These are the questions that a bearing manufacturer needs to address to satisfy customer requirements.
What does a machine designer want?
Very often the machine designer is governed by a customer or a technical society’s specification, that defines a calculated life of the machine being designed. For the bearing in that machine, this specification asks for “L10 life” of so many hours (revolutions), are achieved.
L10 life is a calculation that uses the applied load from the application and another ISO governed value, the Bearing Dynamic Capacity (Cdyn) to determine the number of cycles until the onset of sub-surface fatigue.
The difficulty with using the L10 life and dynamic capacity to determine a service life, is that it does not include important factors that influence service life. For the basic “life” calculation, there is no adjustment for the delivered quality of lubrication and cleanliness of the application. There has been “Adjusted L10” calculations that do address these factors, but despite being around for over 30 years, a basic L10 life calculation is still often asked for in machine design.
In terms of the calculation of Cdyn, there are several manufacturing qualities benefits that are not quantitatively defined, and are not equally expressed in the bearing Cdyn tables published by manufacturers.
Meaning a machine designer or governing body who does not take into consideration an adjusted L10 life, is missing an opportunity for more efficient machine design. Also, selecting a Cdyn only, may exclude manufacturers who have a better product for their application.
What does a machine user want?Machine users want the longest service life between breakdowns or a longer running time before a planned maintenance shutdown. In some cases, the machine users will ask for a bearing (brand) by name that they have had positive experience with, and have a perception of reliable rotation.

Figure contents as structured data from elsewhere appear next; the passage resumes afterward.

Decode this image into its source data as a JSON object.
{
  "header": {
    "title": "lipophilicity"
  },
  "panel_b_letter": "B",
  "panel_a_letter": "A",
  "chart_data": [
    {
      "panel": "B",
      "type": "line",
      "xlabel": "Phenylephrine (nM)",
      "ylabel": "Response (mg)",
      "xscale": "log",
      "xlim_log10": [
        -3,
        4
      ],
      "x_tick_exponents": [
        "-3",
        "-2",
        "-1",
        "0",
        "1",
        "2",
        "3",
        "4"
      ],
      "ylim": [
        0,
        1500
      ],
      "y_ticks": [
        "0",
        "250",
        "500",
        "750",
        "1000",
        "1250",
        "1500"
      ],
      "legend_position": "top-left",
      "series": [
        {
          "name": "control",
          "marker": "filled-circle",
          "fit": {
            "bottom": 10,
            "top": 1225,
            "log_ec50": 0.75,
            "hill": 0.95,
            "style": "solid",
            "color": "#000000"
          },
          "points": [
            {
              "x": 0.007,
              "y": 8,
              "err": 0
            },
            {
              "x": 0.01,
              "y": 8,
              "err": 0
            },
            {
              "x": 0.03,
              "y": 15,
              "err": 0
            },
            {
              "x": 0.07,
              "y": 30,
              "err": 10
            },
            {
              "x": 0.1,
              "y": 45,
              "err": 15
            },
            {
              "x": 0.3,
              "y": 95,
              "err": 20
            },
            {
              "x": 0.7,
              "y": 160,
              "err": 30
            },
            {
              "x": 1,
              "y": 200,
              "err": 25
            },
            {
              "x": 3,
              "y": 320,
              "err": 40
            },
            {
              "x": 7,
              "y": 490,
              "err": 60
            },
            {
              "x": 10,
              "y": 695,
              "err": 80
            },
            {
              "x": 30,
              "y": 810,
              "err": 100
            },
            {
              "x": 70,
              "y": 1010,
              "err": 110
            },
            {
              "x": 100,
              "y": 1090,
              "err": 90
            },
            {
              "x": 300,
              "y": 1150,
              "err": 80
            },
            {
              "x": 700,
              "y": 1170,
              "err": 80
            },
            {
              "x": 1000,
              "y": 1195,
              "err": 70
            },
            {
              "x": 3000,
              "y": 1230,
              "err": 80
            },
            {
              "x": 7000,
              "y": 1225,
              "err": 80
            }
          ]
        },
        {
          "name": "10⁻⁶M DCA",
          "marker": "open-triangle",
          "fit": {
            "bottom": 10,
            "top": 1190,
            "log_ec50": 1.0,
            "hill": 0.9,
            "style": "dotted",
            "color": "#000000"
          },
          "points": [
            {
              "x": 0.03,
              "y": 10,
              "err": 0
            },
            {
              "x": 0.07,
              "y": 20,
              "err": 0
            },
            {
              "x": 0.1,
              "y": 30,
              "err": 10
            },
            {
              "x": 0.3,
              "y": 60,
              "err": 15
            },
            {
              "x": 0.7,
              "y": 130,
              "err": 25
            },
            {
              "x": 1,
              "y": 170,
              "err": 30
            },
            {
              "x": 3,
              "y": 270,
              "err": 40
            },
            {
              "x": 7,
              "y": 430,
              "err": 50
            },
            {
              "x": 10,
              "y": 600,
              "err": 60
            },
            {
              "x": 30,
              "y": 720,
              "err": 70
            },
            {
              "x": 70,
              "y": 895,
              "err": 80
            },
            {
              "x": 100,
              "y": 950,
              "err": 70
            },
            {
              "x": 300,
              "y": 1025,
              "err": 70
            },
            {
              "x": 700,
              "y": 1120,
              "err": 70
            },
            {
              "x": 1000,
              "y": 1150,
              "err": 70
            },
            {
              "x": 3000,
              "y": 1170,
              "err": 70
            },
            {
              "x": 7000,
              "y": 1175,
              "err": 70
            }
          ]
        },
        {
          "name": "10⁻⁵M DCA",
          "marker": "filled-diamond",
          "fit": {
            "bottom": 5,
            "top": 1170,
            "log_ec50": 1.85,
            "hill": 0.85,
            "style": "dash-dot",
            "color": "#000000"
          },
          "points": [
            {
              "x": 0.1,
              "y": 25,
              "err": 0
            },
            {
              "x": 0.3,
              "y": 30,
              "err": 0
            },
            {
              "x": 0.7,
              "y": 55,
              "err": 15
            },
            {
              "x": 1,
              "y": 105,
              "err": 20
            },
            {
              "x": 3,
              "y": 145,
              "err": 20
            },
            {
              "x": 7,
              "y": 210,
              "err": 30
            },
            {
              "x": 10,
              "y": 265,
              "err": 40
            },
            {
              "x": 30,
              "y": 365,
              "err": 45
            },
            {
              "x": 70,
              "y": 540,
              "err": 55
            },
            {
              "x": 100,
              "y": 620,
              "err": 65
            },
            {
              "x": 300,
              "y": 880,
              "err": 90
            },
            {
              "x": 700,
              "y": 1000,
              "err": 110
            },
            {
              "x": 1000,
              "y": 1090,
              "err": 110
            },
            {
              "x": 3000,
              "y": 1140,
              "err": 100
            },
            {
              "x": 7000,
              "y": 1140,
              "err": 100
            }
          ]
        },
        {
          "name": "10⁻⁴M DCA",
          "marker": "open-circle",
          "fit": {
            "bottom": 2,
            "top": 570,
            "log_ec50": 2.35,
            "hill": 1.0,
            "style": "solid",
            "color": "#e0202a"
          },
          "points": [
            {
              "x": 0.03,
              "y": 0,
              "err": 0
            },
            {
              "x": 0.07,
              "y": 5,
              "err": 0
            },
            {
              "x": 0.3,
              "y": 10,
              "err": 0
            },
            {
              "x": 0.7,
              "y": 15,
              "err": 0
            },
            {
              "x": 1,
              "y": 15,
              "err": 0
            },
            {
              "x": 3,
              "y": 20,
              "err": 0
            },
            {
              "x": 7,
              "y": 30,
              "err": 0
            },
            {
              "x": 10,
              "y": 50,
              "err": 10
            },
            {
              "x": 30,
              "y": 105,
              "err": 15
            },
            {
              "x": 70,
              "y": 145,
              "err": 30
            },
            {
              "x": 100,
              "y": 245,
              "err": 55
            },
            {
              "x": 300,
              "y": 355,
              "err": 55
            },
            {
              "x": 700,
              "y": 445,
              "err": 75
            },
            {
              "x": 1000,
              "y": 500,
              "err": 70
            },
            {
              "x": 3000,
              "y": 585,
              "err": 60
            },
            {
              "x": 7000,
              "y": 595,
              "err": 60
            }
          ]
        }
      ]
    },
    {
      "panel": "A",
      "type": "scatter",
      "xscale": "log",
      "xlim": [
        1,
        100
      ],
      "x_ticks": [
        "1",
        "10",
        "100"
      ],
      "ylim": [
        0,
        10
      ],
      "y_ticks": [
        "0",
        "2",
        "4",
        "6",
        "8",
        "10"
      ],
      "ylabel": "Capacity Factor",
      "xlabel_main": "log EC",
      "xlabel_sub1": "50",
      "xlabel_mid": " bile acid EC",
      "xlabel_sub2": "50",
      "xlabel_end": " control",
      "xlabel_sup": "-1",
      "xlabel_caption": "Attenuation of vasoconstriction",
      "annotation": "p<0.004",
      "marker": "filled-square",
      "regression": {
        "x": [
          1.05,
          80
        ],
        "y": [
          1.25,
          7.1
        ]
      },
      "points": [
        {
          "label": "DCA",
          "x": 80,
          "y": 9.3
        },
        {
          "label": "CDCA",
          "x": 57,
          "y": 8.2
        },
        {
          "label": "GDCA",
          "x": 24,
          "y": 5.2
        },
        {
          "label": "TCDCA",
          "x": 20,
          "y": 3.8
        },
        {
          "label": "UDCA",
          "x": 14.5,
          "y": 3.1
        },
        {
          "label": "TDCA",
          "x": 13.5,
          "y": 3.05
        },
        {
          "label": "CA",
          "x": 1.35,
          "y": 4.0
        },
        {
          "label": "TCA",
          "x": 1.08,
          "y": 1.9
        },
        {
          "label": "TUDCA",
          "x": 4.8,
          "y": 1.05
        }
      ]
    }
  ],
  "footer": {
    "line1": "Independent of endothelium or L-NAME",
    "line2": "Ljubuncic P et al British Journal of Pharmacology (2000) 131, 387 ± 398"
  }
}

In these cases, they are looking for a long service life. Unfortunately, service life is not expressed by an L10 formula, but by a “modified” L10 formula that considers the lubrication conditions including contamination.
What have some bearing manufactures done to bring this to the attention of the bearing users? They have created marketing tags for their products to indicate that these bearings have improved features. These tags are names such as “Explorer” and “X-Life” and are unique to specific brands.
What are the properties that these tags could define?Cleaner steel – over the past few decades there has been a reduction of the percentage of oxygen in some manufacturers bearing steel. With less oxygen, there is fewer carbides that build up on the grain boundaries of the steel structure. It is these anomalies that serve as the initiation point for sub-surface fatigue, which is the failure mode that L10 life predicts. However, there is no standard by which steel cleanliness is factored into the Cdyn formula.
Rolling element diameter tolerance – element to element – another feature that extends service life is the tolerance of the actual difference between the diameter of each rolling element relative to each other in a single bearing. When there is differences in rolling element diameter, then the load is not shared evenly. The larger rollers will carry a higher load than the smaller rollers. This leads to a higher stress under the largest roller and it is the magnitude of this load that governs how quickly the fatigue will initiate.
Cage design – the design of the cage can play a number of roles including proper guidance, creating a reservoir for grease, avoidance of lubrication being scraped off the loaded area of the roller, and the ability to accommodate rolling element speed differences in different places in the bearing at any instant.
Some in the industry may argue that there is a performance factor that can be adjusted when publishing a dynamic capacity, and this is true; however, this value does not have a defined method of calculation, and some companies may take liberties at determining this value in their calculation of Cdyn.
Misuse of the quality perceptionOne misuse of the quality levels of bearings is the marketing of “skate wheel” (roller blade) bearings. Some companies have targeted the aftermarket with “ABEC 5” quality bearings. The problem with the ISO and ABEC tolerance levels is to call the bearing an ABEC 5 or P5 means all dimensions are to that precision level, including the bearing width. In many applications, the precision of the width does nothing, so why make a bearing P5 width tolerance when it does not need it.
As a result, one cannot get “ABEC 5” roller blade bearings from the major manufacturer, as they realize that to call a bearing P5 ISO or ABEC 5, the width tolerance has to be held to a tight tolerance.
What is more important is the running accuracy of the bearing, i.e. the run-out of the ring. What has happened is that skateboard / roller blade makers have tried to capture the market by selling “ABEC 5” bearings as better bearings, but in reality that much accuracy in a skate wheel bearing is wasted. The major manufactures do make this size bearing with tighter tolerances, but only where useful such as the bore, OD and radial runout. They do not hold an “ABEC 5” width tolerance, so they cannot be labelled as such. Also, major manufactures focus on true quality factors, and raceway smoothness, which is not specified with “ABEC 5.”
Not all bearings are made the same. Some meet the most basic ISO or ABEC standard, others exceed this standard with features that are not part of the standard but directly address service life, as opposed to a simple L10 life formula. Some manufacturers will tag their products to show consumers that this is truly a better bearing.
In the strive for better service life, one must go beyond the bearing capacity and L10 life and understand how the added features from premium manufacturers can provide the longest service life of the bearing and the machine that contains it.